Friday, January 16, 2015

In THE TOUCH OF AN ANGEL Marek Tomasz Pawlowski makes the Holocaust magical...


...and, yes, that is problematic. In this week's Holocaust documentary -- ah, they just keep on a-comin' -- we meet and listen to the, ummm, I don't want to say "ramblings," exactly, but I am not certain that I'd call the old man who proves the tale-teller and center of this new film anything like a "reliable narrator." What he tells us is pretty interesting, all right, but it is also bizarre and confusing at times, not to mention offering up angels as a help to would-be Holocaust victims. Granted our fellow, Henryk Schönker, is very old now, with so many of the problems that beset us seniors. But some of what he explains in THE TOUCH OF AN ANGEL is both helped and sometimes hindered by the work of filmmaker Marek Tomasz Pawlowski (shown below). All told, the documentary seems to be memory coupled to the kind of imagination in which facts are not necessarily to be prized above fantasy and the chance for a good story.

"For 70 years, I couldn't face my past," Henryk, shown below, explains at the movie's outset, and then goes on to let us see what kind of past this was. It takes place initially in Oświęcim, Poland (later to be more memorably named Auschwitz by the Nazis), where Henryk's father was chairman of the Jewish community, and whose task it was -- at the behest of the German military authorities -- to organize the Bureau of Emigration of Jews to Palestine. Whether this "immigration" was ever a genuine possibility in the minds of the Germans is questionable. In any case, there were no countries willing at this time (1939) to take in the soon-to-be-decimated Jewish population.

Mr. Pawlowski uses quite an array of visual tropes and tricks to keep us focused on Schönker's story, and for the most part these are a help. They include everything from stop-motion and animation to placing into archival photos the images of actual actors who then move slightly and seem to come to their own odd life. The filmmaker also resorts to the increasingly used "re-creations" of events, as below, to tell his story.
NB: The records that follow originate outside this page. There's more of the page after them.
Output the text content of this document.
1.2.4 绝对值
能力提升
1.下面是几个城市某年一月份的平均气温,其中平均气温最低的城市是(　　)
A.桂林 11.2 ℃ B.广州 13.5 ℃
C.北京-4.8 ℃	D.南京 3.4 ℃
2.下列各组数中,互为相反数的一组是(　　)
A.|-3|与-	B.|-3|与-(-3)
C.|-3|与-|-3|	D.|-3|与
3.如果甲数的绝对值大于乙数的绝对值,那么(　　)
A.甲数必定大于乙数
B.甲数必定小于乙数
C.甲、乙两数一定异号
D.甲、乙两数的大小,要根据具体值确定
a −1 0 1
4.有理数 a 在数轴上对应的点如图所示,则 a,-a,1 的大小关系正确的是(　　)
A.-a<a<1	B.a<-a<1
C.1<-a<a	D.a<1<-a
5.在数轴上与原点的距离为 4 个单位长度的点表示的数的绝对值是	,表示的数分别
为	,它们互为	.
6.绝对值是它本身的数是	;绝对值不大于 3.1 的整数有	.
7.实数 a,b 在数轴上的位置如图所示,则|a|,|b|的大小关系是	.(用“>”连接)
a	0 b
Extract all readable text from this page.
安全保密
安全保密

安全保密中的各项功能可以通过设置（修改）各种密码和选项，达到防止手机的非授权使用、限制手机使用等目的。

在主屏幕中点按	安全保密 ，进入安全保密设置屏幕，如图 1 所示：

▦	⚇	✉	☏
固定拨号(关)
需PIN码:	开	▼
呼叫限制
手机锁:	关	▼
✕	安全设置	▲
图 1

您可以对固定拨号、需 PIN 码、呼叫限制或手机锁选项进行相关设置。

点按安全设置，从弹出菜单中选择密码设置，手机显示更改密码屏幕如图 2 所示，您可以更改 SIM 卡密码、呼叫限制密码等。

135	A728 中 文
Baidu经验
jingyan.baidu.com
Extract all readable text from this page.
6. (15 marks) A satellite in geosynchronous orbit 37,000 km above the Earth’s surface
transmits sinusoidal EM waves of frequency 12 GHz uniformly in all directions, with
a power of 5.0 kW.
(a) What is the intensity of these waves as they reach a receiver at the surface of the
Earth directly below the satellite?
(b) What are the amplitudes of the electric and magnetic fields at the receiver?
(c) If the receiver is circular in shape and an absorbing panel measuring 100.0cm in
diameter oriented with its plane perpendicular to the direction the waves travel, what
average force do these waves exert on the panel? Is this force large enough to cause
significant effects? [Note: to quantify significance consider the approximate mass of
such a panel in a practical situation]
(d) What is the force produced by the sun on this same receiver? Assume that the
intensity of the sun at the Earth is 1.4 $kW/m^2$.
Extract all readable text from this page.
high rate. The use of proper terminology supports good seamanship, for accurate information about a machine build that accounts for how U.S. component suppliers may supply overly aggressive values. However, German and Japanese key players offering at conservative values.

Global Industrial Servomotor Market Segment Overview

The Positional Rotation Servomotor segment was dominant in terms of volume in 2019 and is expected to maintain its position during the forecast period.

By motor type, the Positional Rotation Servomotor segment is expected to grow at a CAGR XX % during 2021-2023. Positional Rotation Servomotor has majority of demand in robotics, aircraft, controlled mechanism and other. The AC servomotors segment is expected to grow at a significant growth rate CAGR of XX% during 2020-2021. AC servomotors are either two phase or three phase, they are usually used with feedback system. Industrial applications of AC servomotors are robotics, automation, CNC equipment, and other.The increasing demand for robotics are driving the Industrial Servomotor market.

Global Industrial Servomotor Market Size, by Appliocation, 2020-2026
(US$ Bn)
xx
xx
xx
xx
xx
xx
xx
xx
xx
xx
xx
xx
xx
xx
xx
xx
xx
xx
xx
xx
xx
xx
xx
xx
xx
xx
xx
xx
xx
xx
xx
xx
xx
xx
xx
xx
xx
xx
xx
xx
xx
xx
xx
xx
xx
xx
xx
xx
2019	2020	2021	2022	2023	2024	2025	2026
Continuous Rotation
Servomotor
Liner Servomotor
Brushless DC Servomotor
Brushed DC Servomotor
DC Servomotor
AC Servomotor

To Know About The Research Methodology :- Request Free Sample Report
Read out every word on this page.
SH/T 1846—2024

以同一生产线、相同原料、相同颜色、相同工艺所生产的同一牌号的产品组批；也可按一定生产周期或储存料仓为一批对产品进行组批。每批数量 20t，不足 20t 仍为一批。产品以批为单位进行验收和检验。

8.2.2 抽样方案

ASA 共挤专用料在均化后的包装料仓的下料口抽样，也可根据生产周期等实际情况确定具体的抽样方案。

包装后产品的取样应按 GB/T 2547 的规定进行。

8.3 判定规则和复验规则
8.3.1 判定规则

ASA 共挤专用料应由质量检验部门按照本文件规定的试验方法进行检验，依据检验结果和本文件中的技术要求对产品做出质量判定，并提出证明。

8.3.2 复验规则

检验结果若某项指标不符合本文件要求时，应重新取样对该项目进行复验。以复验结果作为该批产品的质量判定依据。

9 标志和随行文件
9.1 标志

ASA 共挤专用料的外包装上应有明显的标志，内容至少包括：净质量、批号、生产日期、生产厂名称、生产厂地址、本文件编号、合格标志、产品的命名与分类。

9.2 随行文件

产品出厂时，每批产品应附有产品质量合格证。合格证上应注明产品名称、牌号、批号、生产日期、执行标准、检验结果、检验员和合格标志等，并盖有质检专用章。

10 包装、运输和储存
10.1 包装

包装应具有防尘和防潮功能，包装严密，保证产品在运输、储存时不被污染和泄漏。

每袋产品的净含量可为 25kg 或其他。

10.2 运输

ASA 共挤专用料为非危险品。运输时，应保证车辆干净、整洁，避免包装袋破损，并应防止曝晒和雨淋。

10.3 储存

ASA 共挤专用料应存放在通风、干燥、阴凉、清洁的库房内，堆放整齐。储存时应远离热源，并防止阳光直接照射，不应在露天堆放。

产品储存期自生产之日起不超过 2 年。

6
The film is but one hour long, which seems just as well, due to its increasing toll on our patience, for Henryk's tales grow more bizarre and confused as events tumble over each other.  From place to place, concentration camp to concentration camp, his family moves, keeping but a step or two ahead of the worst of it.

At times, Henryk is separated from his parents and sister and then all of a sudden he's back with them. How, why and what happened is left mostly in the lurch. But we do hear about the "angel" (above) who helped with the escape at one point, as well as of a boy they called "Stork," who was apparently blessed with prescience regarding the Nazi's plan and who would survive it. Stuff like this seems more like an old man's "survivor guilt" making itself felt via tall tales than any real Holocaust history, and Pawlowski never intrudes to ask a question or two that might clarify or maybe probe a bit more deeply.

We do get a thoughtful and moving tale of a relative whose dolls (above) stand in for her own little life, as well as an even more interesting tale of the actor (performed by a more recent actor, below) who appeared in the noted film, Nosferatu, and how his own Holocaust story played out.

Overall, the hour passes easily enough, as Henryk, remembers, recites and wipes his eyes a lot. Well, memory for us aged is often like that. The movie is finally a kind of thank-you to any of those who helped the Polish Jews, as well as a condemnation of the so-called "civilized world" for refusing to help. The latter is a legitimate complaint. But I wouldn't want to vouch for Henryk's fractured story as equally legit. (That's the actor version of him as a child, below.)

The Touch of an Angel -- perhaps this is supposed to be the Holocaust equivalent of that popular and schlocky television series from 1994-2003, Touched by an Angel? -- opened today, Friday, January 16, in New York City at the Quad Cinema and in Los Angeles area at Laemmle's Town Center 5.